How do we know this to be true? This is what the research tells us about medical directors. Oh yes, we still read the medical literature and contribute articles, but our portfolio is more diverse than it ever was. It now includes Physician Executive, Modern Physician and the Harvard Business Review. We may have left academic medicine, but academia never left us; its blood still courses through our veins.
Actually, our intellectual curiosity is what led us down the management path in the first place, except some of us didn't develop a taste for management until well into our practice years.
To aspiring physician executives, I say try out for the role of chief resident and see if management whets your appetite.
Many prominent physicians have given up practicing and have risen to prominence in government and business. Despite evil portrayals in the mass media, who administers really does matter. Would the public rather entrust its care to a clerk sitting in front of a bottom-line oriented, computerized algorithm?
It's telling that when American Medical News published a commentary about physicians with MBAs, it generated more letters than any other column in recent history. Not surprisingly, most of the letters were critical and were authored by M.D./MBAs and physicians pursuing an MBA degree.
The funny thing is that, as physicians in important leadership roles, we tend to undervalue ourselves. Nonphysician executives give us more credit for contributing to our employers' effectiveness than we give ourselves.

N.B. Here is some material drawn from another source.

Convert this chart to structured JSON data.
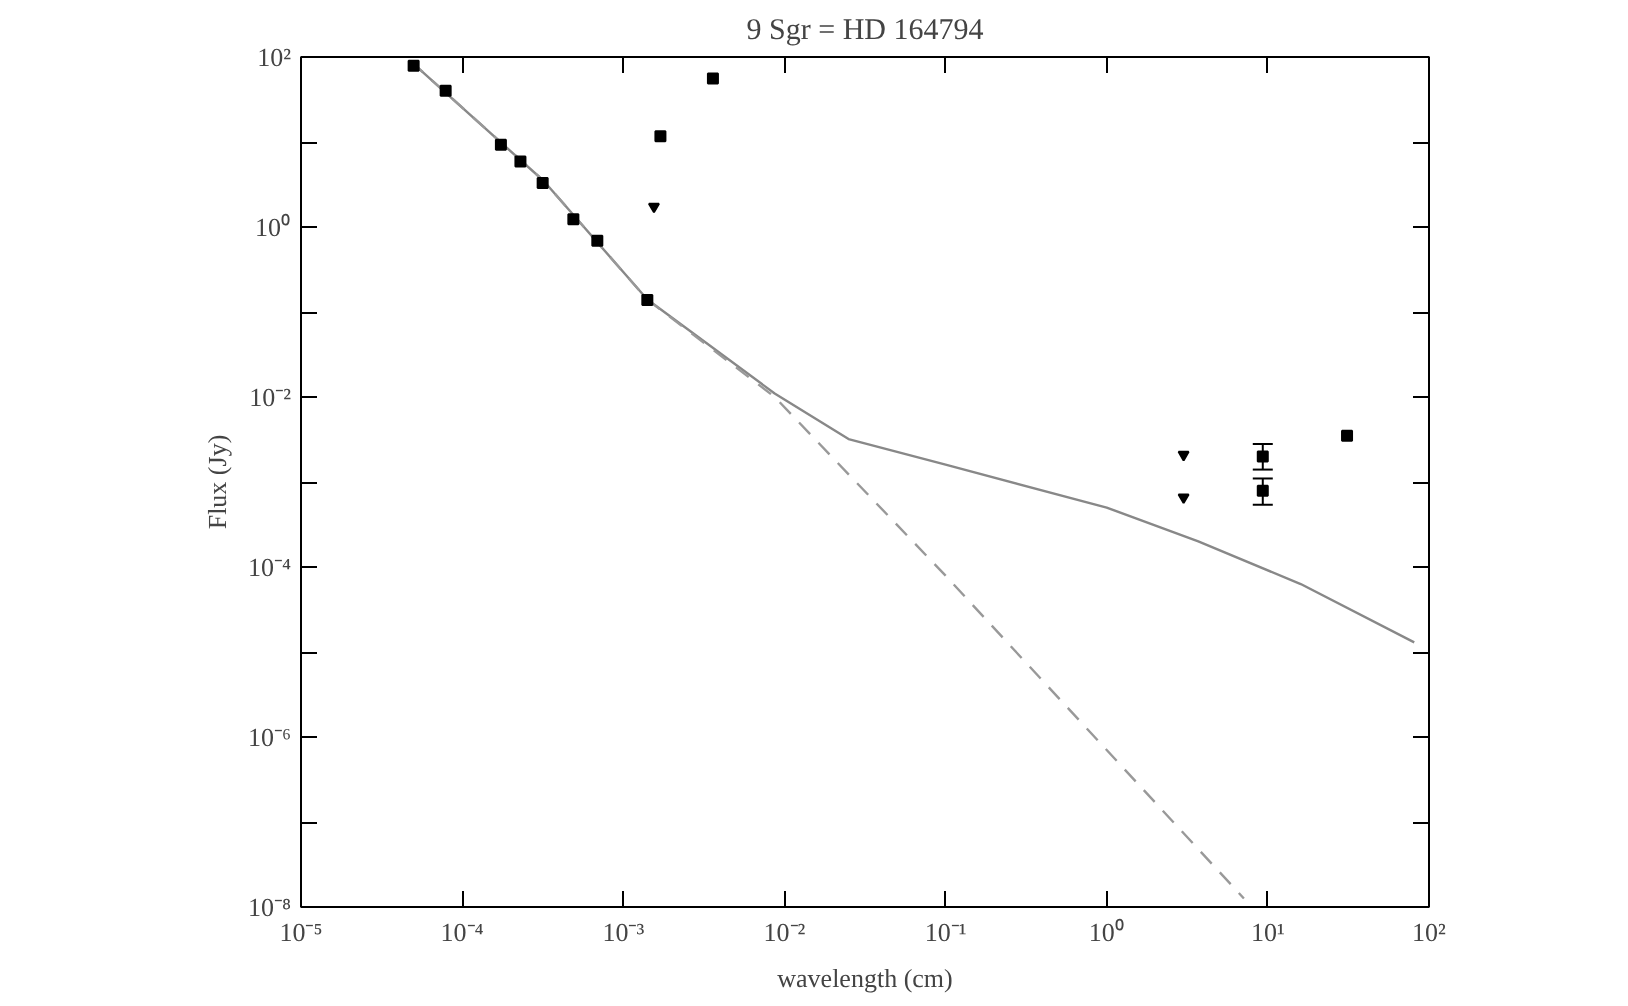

Apparently medical school damaged our egos. No wonder business schools advertise to physicians that they can build confidence and self-esteem and impart persuasive written, presentation and negotiation skills.
This ego defect shouldn't be taken lightly. It has been rumored that medical directors' psychopathology manifests in grandiosity--they believe they can protect the public from harmful procedures and business practices and that this is part of their "mission."
We certainly didn't choose management for the money or security. (Okay, so I lied about the Napa Valley vineyard fantasy.)
But we do believe ours is as noble a calling as the one of the practicing physician.
Paradoxically, to really excel at medical management requires a full-time commitment. And that is why I don't practice anymore.